André Leon Talley, a fashion industry pioneer and the only Black man to serve as creative director at Vogue, is telling all in his new memoir, “The Chiffon Trenches,” including how he encountered racism in the business.
“I think it’s important that every man of color who has been born in this country who is a descendant of enslaved people of African descent tells a story because every day is a struggle for a Black man, no matter what station in life you’ve achieved,” he told Al Roker on the 3rd hour of TODAY Friday.
“I could’ve been George Floyd. I could’ve been Ahmed Arbury. Really nothing has changed. So my story is a story of how to survive all odds, no matter what the odds are.”
Talley, 71, rose to prominence in New York City in the 1970s before he went to Paris, where racism especially reared its head.
“A jealous person gave me the nickname Queen Kong,” he said.
Talley believes a change is coming, especially in the wake of the protests that followed Floyd’s death.
“Without a doubt, there’s going to be accountability. The young people out there walking, marching. They’re marching still to this day. There are white people, there are Black people, there are Asian people, there are brown people. Young people aren’t going to stand for it anymore. They are tired of this.”
In his book, Talley also gets candid about his time at Vogue.

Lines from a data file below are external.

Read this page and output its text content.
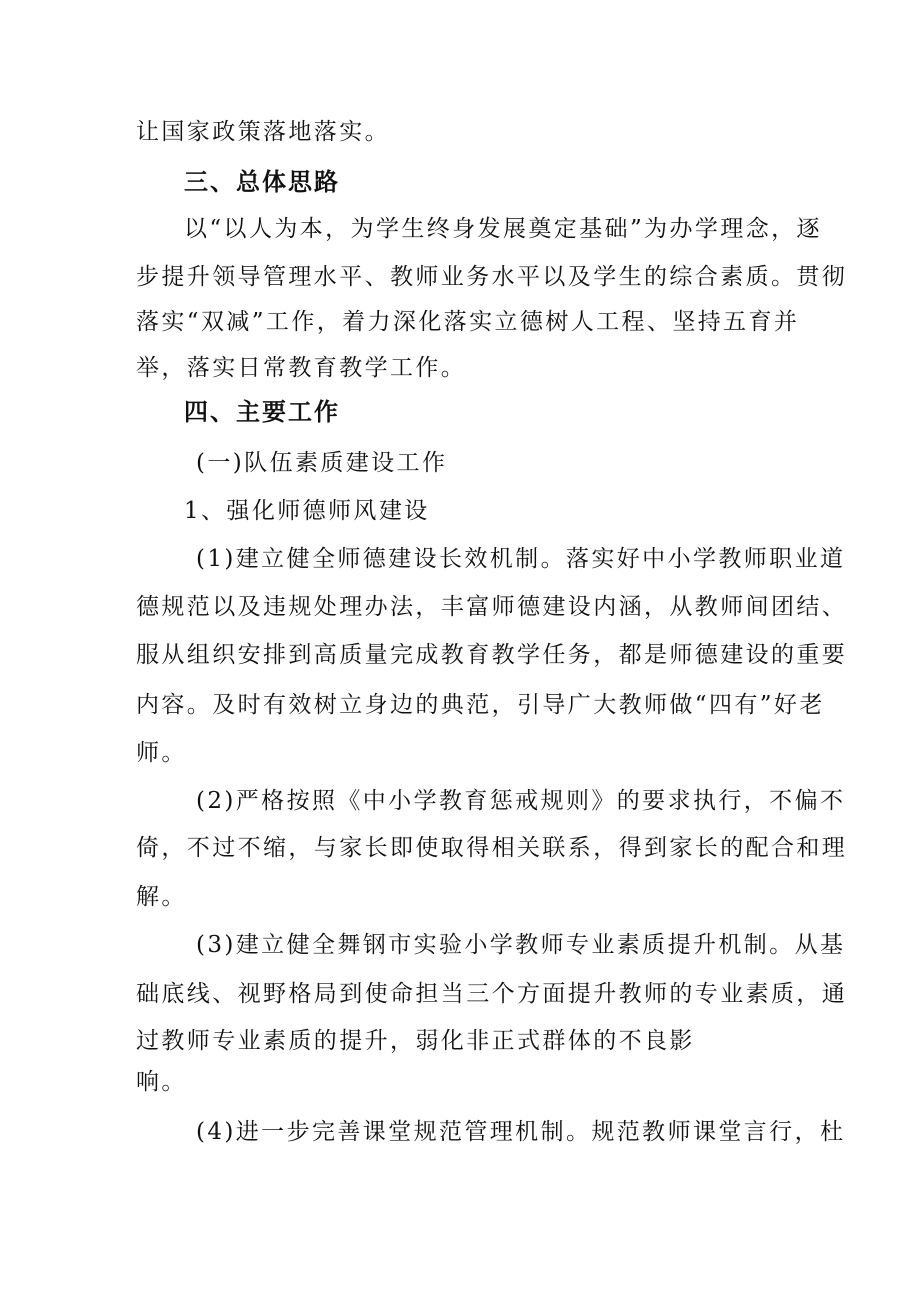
让国家政策落地落实。
三、总体思路
以“以人为本，为学生终身发展奠定基础”为办学理念，逐
步提升领导管理水平、教师业务水平以及学生的综合素质。贯彻
落实“双减”工作，着力深化落实立德树人工程、坚持五育并
举，落实日常教育教学工作。
四、主要工作
(一)队伍素质建设工作
1、强化师德师风建设
(1)建立健全师德建设长效机制。落实好中小学教师职业道
德规范以及违规处理办法，丰富师德建设内涵，从教师间团结、
服从组织安排到高质量完成教育教学任务，都是师德建设的重要
内容。及时有效树立身边的典范，引导广大教师做“四有”好老
师。
(2)严格按照《中小学教育惩戒规则》的要求执行，不偏不
倚，不过不缩，与家长即使取得相关联系，得到家长的配合和理
解。
(3)建立健全舞钢市实验小学教师专业素质提升机制。从基
础底线、视野格局到使命担当三个方面提升教师的专业素质，通
过教师专业素质的提升，弱化非正式群体的不良影
响。
(4)进一步完善课堂规范管理机制。规范教师课堂言行，杜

“I never thought of myself as a Black man sitting at Vogue creating this historical moment. I thought of myself as an individual with talent and a person who had knowledge about fashion and style.”
He also pulled no punches when addressing his complicated relationship with Vogue Editor-in-Chief Anna Wintour, who reportedly wrote in a staff memo that it can’t be easy to be a Black person at the magazine.
“She said it, but she didn’t live it. I lived it,” Talley said.
Talley claims he was "very hurt" because Wintour never contacted him to tell him he would no longer be covering the Met Gala — especially after attending her family events, including weddings and funerals.
“As we grew older and evolved more into her power structure, she seems to have forgotten and some days she would treat me like a family member and another day I’d be the black sheep, virtually out in the pasture,” he said.
Talley also opened up about sexual abuse he endured as a child at the hands of men in his neighborhood he knew.
“I say I feel like my DNA is scrambled. I don’t understand intimacy. I don’t like to be touched because of the serial sexual abuse, but I simply regret that I did not have the skills to become intimate with anyone,” he said. “It’s just a very tragic, sad part of my life.”
CORRECTION (June 27, 10:35 ET): A previous version of this story incorrectly stated George Floyd was the author of “The Chiffon Trenches.” André Leon Talley is the author of the memoir.